But these three sources give us over 20 estimates that range from 12.75 million to 49 million war dead in the USSR without any explanation of how they were derived. How do we choose the correct source?--Berndd11222 20:15, 16 December 2005 (UTC)[reply]

The USSR figures are for the USSR in 1939 borders because the Baltic States, Poland and Rumania are picking up the losses in the territories annexed by the USSR in 1940-41. The Russian Academy of Science published a series of papers in 1995 on war losses that clearly points out that Soviet losses will vary depending on the assumptions one makes on the size of the population base. See Rossiiskaia Akademiia nauk. Liudskie poteri SSSR v period vtoroi mirovoi voiny:sbornik statei.
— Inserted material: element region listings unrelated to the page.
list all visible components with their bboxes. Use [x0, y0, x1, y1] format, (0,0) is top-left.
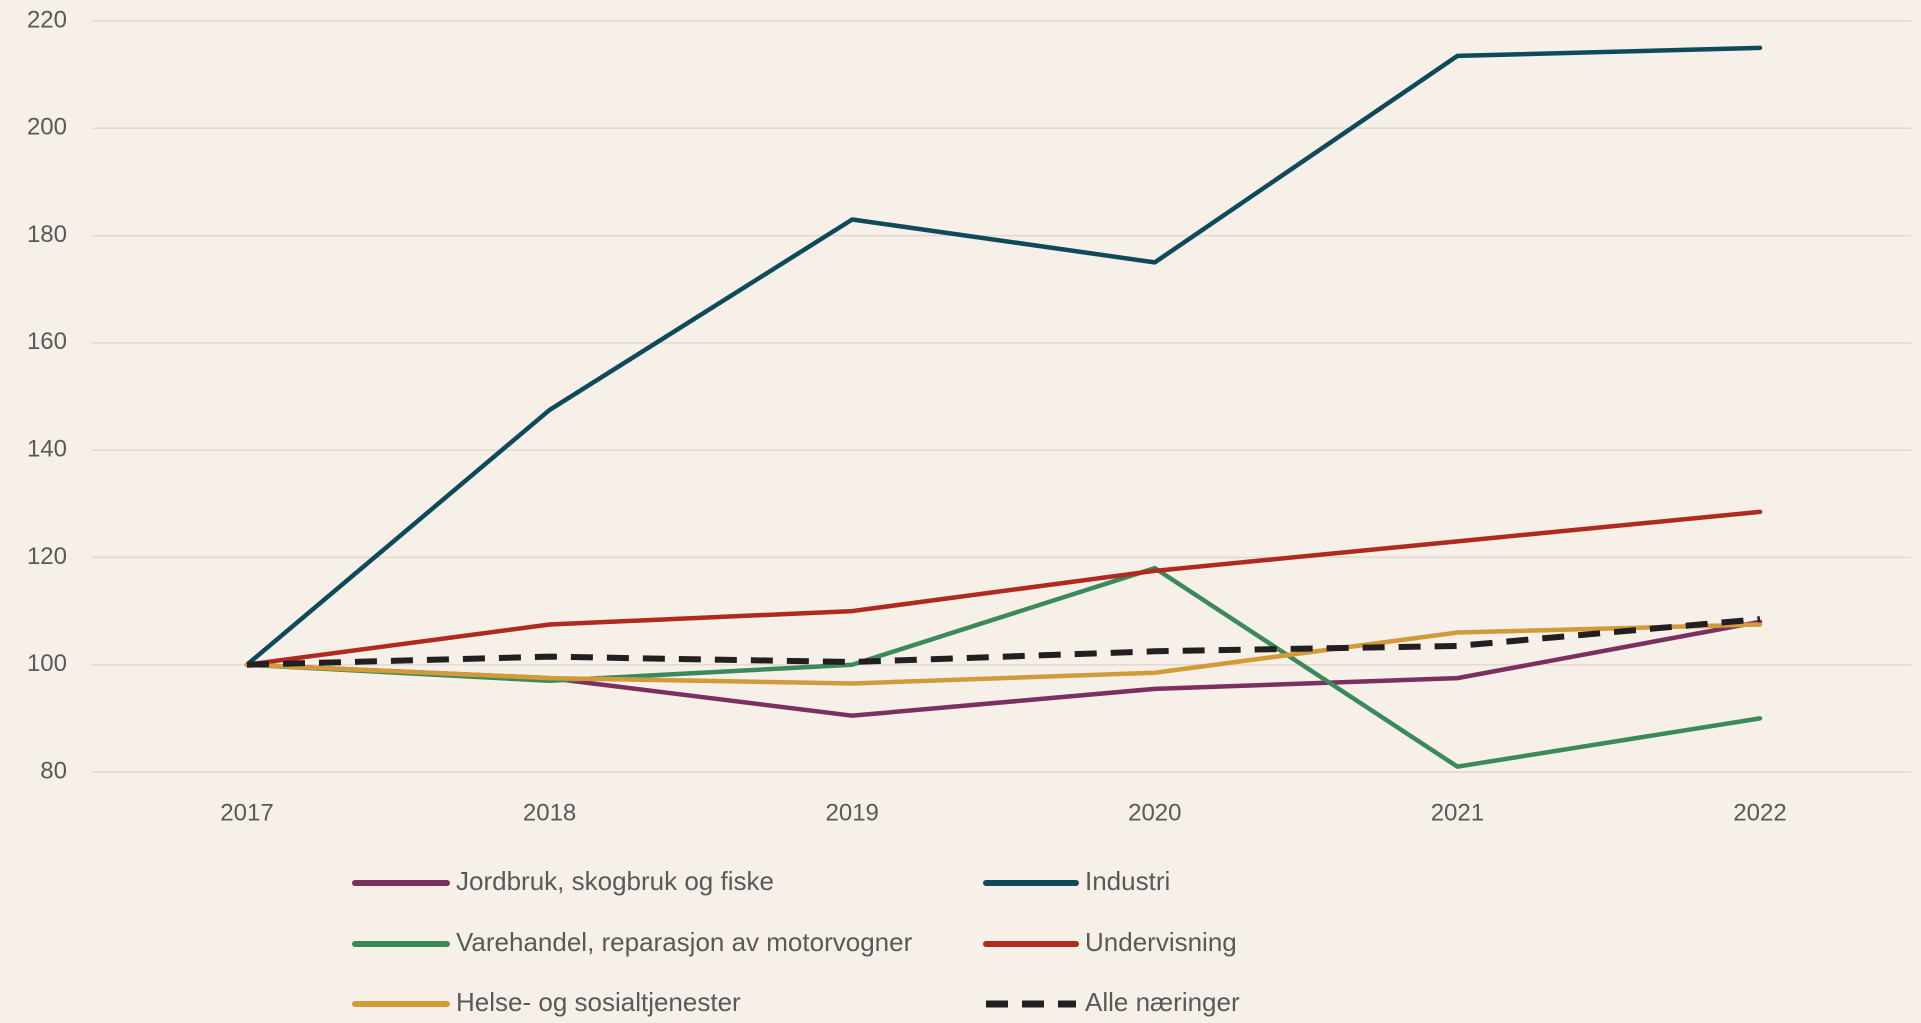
x-tick-label: 2020: [1128, 799, 1181, 826]
x-tick-label: 2017: [220, 799, 273, 826]
y-tick-label: 80: [40, 757, 67, 784]
legend-label: Undervisning: [1085, 927, 1237, 957]
y-tick-label: 220: [27, 6, 67, 33]
y-tick-label: 160: [27, 328, 67, 355]
y-tick-label: 100: [27, 650, 67, 677]
x-tick-label: 2019: [826, 799, 879, 826]
legend-label: Alle næringer: [1085, 987, 1240, 1017]
legend-label: Varehandel, reparasjon av motorvogner: [456, 927, 913, 957]
legend-label: Industri: [1085, 866, 1170, 896]
series-line: [244, 622, 1763, 686]
y-tick-label: 180: [27, 221, 67, 248]
x-tick-label: 2022: [1733, 799, 1786, 826]
x-tick-label: 2021: [1431, 799, 1484, 826]
series-line: [244, 45, 1763, 667]
series-line: [246, 616, 1761, 668]
legend-label: Helse- og sosialtjenester: [456, 987, 741, 1017]
y-tick-label: 120: [27, 543, 67, 570]
series-line: [244, 509, 1763, 667]
y-tick-label: 140: [27, 435, 67, 462]
y-tick-label: 200: [27, 114, 67, 141]
legend-label: Jordbruk, skogbruk og fiske: [456, 866, 774, 896]
x-tick-label: 2018: [523, 799, 576, 826]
Sankt-Peterburg 1995 ISBN 5-86789-023-6. If you increase Soviet losses to 28 million you must reduce the losses in the annexexed territories by 3.4 million otherwise you will be duplicating losses on the table. Also that figure of 28 million includes about 2 million deaths due to Soviet terror which should not be included with WW2 casualties.--Berndd11222 20:02, 16 December 2005 (UTC)[reply]

Once again, my point is not about the figures themselves. It's the fact that you or someone else continues to delete everybody else's information. You waive off all other sources that are just as, if not more, credible than Dower. Matthew White's website compiles dozens of reliable WWII casualty sources and averages them. This is how this page should be done. That site doesn't single out any one source like this page does. How can Wikipedia survive if everybody just singled out one source? Dower doesn't deserve to be singled out any more than Rummel or Hammond or any other well known reliable source.--Secret Agent Man 06:56, 26 December 2005 (UTC)[reply]

The objective of this page is to post the correct number of casualties for each country, not an average of selected sources. In the case of China the number of 10 million estimated by Dower is quite close to Mr. White's average of 10,450,000. I checked the estimate of Mr. White and found that he quoted the wrong figure for Rummel. In China's Bloody Century on page 126 the total number of war deaths is given as 19,905,000 not the figure of 20,44M quoted by Mr. White. --Berndd11222 13:06, 26 December 2005 (UTC)[reply]

Finally!

This page is looking much much better

Most importantly im esspecially happy with the fact the we have moved away from the "must equal 50 million deaths" idea.

Its important to tally and sum all the deaths correctly and to their true amount, otherwise one is simply direspecting many millions of lives.

If the statistics say 61 million died, then we should agree 61 million died, and not write 50 million because other sites, or sources guessimate that amount, otherwise we are direspecting 11 million peoples deaths.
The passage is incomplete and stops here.